Objective: Prior studies indicate that olfactory function may be an early marker for cognitive impairment, but the body of evidence has been largely restricted to white populations.


Methods: We studied 2,428 community-dwelling black and white older adults (baseline age 70–79 years) without dementia enrolled in the Health, Aging, and Body Composition (Health ABC) study. Olfaction was measured as odor identification (OI) with the 12-item Cross Cultural Smell Identification Test in year 3. We defined incident dementia over 12 years on the basis of hospitalization records, prescription for dementia medication, or 1.5-SD decline in race-stratified global cognition score. We assessed dementia risk associated with OI score (by tertile) using Cox proportional hazards models. All analyses were stratified by race.

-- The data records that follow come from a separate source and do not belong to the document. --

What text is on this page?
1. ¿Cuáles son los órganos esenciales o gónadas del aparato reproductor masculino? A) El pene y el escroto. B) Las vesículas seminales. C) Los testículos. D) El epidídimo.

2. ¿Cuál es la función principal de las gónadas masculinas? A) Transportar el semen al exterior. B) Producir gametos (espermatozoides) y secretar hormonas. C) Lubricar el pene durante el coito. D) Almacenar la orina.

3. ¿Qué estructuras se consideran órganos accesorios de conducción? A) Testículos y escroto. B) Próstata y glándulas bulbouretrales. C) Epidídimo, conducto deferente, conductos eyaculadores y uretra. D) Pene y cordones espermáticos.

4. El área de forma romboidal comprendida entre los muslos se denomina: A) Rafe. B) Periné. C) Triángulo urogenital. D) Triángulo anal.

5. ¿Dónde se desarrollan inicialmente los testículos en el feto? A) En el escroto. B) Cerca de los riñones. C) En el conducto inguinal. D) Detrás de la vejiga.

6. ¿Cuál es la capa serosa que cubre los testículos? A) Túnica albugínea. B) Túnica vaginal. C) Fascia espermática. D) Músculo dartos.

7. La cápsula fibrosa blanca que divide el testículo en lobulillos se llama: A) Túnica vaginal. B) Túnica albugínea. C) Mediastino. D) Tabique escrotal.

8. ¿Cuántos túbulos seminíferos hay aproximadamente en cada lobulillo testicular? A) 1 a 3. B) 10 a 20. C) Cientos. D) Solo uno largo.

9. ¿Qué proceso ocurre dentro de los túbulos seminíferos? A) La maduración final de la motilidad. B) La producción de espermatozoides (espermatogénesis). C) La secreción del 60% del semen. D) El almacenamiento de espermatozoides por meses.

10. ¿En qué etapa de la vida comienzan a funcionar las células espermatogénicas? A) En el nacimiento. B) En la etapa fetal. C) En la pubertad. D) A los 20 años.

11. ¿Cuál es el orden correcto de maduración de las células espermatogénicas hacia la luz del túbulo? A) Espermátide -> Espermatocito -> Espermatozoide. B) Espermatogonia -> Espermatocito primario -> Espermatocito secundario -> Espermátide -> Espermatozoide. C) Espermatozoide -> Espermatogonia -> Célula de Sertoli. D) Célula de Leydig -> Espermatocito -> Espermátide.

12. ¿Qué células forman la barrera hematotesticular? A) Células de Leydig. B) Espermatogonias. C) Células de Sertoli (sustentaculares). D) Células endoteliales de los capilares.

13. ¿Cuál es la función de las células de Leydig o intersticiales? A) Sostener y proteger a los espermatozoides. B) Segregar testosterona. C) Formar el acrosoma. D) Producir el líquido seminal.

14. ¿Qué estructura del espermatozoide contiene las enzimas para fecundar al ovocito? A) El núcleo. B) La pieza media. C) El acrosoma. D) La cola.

Results: Poorer OI in older adults without dementia was associated with increased risk of dementia. After adjustment for demographics, medical comorbidities, and lifestyle characteristics, white participants in the poor or moderate OI tertile had greater risk of dementia (adjusted hazard ratio [HR] 3.34, 95% confidence interval [CI] 2.45–4.54; and HR 1.84, 95% CI 1.33–2.54, respectively) compared to those in the good tertile of function. Among blacks, worse OI was associated with an increased risk of dementia, but the magnitude of the effect was weaker (p for interaction = 0.04) for the poor OI tertile (adjusted HR 2.03, 95% CI 1.44–2.84) and for the moderate tertile (adjusted HR 1.42, 95% CI 0.97–2.10). There was no interaction between OI and APOE ε4 and risk of dementia.


Conclusions: While the magnitude of the association was stronger in whites, we found that poor OI was associated with increased risk of dementia among both black and white older adults.